Há dois ou três dias, duas notícias chocaram o IRRITADO. Parece que não chocaram mais ninguém.
Aí vão:
a) O Conselho de Estado da República Francesa considerou inconstitucional a proibição da burca, com especiosa argumentação baseada em “direitos humanos”;
b) Frau Merkel foi à Turquia e, para que não se dissesse que não dava nada aos turcos, consagrou o seu “direito” a viver na Alemanha em “comunidades próprias” e autorizou a criação, de escolas primárias e secundárias destinadas a turcos, não se sabendo sequer se no currículo dos cursos a ministrar estará incluído o ensino da língua alemã.
As partir destas duas brilhantes decisões, fica a saber-se que a civilização ocidental, em nome dos seus próprios valores, aceita e protege aquilo que os nega.
Sendo eu produto da civilização clássica e cristã, a qual foi apurando e as mais das vezes aperfeiçoando, ao longo dos séculos, um corpo de regras morais e sociais, não posso, porque isso contraria tais regras, tornar opaca a minha identidade, designadamente escondendo dos demais a minha imagem.
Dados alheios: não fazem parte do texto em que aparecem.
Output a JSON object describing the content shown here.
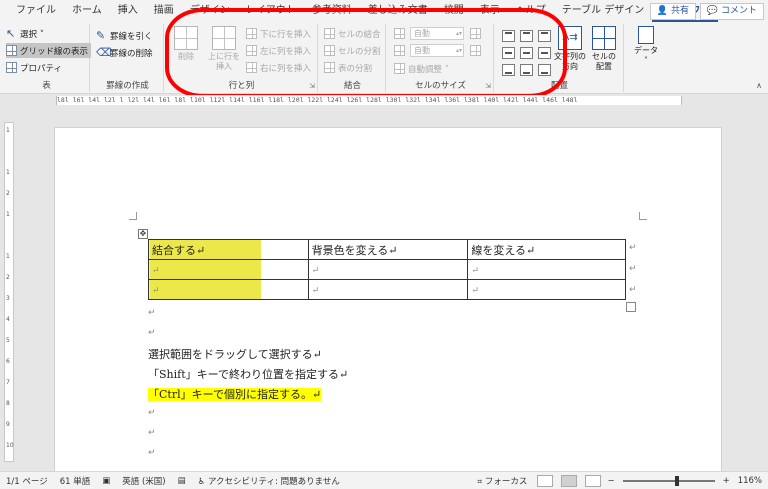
{
  "tabs": [
    {
      "label": "ファイル"
    },
    {
      "label": "ホーム"
    },
    {
      "label": "挿入"
    },
    {
      "label": "描画"
    },
    {
      "label": "デザイン"
    },
    {
      "label": "レイアウト"
    },
    {
      "label": "参考資料"
    },
    {
      "label": "差し込み文書"
    },
    {
      "label": "校閲"
    },
    {
      "label": "表示"
    },
    {
      "label": "ヘルプ"
    },
    {
      "label": "テーブル デザイン"
    },
    {
      "label": "レイアウト"
    }
  ],
  "active_tab_index": 12,
  "share_label": "共有",
  "comment_label": "コメント",
  "ribbon": {
    "table_group": {
      "label": "表",
      "select": "選択 ˅",
      "gridlines": "グリッド線の表示",
      "properties": "プロパティ"
    },
    "draw_group": {
      "label": "罫線の作成",
      "draw_borders": "罫線を引く",
      "eraser": "罫線の削除"
    },
    "rows_cols_group": {
      "label": "行と列",
      "delete": "削除",
      "insert_above": "上に行を\n挿入",
      "insert_below": "下に行を挿入",
      "insert_left": "左に列を挿入",
      "insert_right": "右に列を挿入"
    },
    "merge_group": {
      "label": "結合",
      "merge_cells": "セルの結合",
      "split_cells": "セルの分割",
      "split_table": "表の分割"
    },
    "cell_size_group": {
      "label": "セルのサイズ",
      "height": "自動",
      "width": "自動",
      "autofit": "自動調整 ˅"
    },
    "align_group": {
      "label": "配置",
      "text_direction": "文字列の\n方向",
      "cell_margins": "セルの\n配置"
    },
    "data_group": {
      "label": "データ"
    }
  },
  "ruler_text": "l8l l6l l4l l2l  l l2l l4l l6l l8l l10l l12l l14l l16l l18l l20l l22l l24l l26l l28l l30l l32l l34l l36l l38l l40l l42l l44l l46l l48l",
  "vruler_numbers": [
    "1",
    "",
    "1",
    "2",
    "1",
    "",
    "1",
    "2",
    "3",
    "4",
    "5",
    "6",
    "7",
    "8",
    "9",
    "10"
  ],
  "document": {
    "table": [
      [
        "結合する↵",
        "背景色を変える↵",
        "線を変える↵"
      ],
      [
        "↵",
        "↵",
        "↵"
      ],
      [
        "↵",
        "↵",
        "↵"
      ]
    ],
    "row_end_mark": "↵",
    "empty_paragraph": "↵",
    "lines": [
      "選択範囲をドラッグして選択する↵",
      "「Shift」キーで終わり位置を指定する↵",
      "「Ctrl」キーで個別に指定する。↵"
    ],
    "highlight_color": "#ffff00",
    "cell_highlight_color": "#ece84a"
  },
  "status": {
    "page": "1/1 ページ",
    "words": "61 単語",
    "language": "英語 (米国)",
    "accessibility": "アクセシビリティ: 問題ありません",
    "focus": "フォーカス",
    "zoom": "116%",
    "zoom_fraction": 0.6
  },
  "colors": {
    "accent": "#2b579a",
    "annotation": "#ff0000"
  }
}
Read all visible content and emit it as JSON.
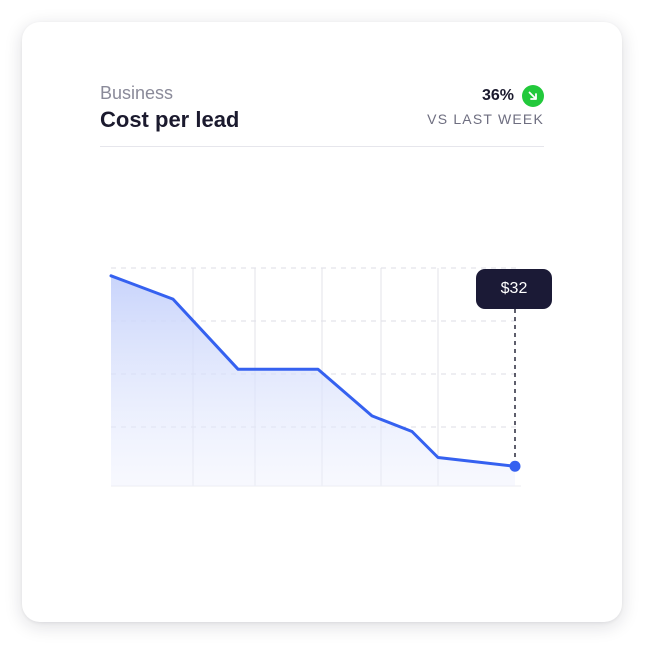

Tal coisa, na minha civilização, é reserva de malfeitores.
Mas, se fosse oriundo de uma coisa que se chama Islão – civilização que, ao longo dos mesmos séculos, se atrasou em vez de progredir – podia obrigar a minha mulher a andar de burca, escondendo o principal elemento da sua identificação, a face.
Embora a questão da reciprocidade não seja o mais importante quando desta matéria se trata, valerá a pena referi-la.
Se a minha mulher for a um local onde o Islão é regra, terá que cobrir a cabeça, e não só, se não quiser que lhe chamem rameira ou a apedrejem. Se eu for a tais paragens, serei criminoso se comer chouriço de carne, beber um copo de vinho ou disser a uma mulher que é bonita.
Anda a minha civilização muito atarefada em “integrar” aqueles que acolhe, vindos de outras paragens e credos. Depois, como no caso da Frau Merkel, aceita que tais gentes se “guetizem” voluntariamente, ou seja, recusem e amaldiçoem aqueles que os acolheram e lhes deram trabalho e segurança em condições desconhecidas no seu país de origem.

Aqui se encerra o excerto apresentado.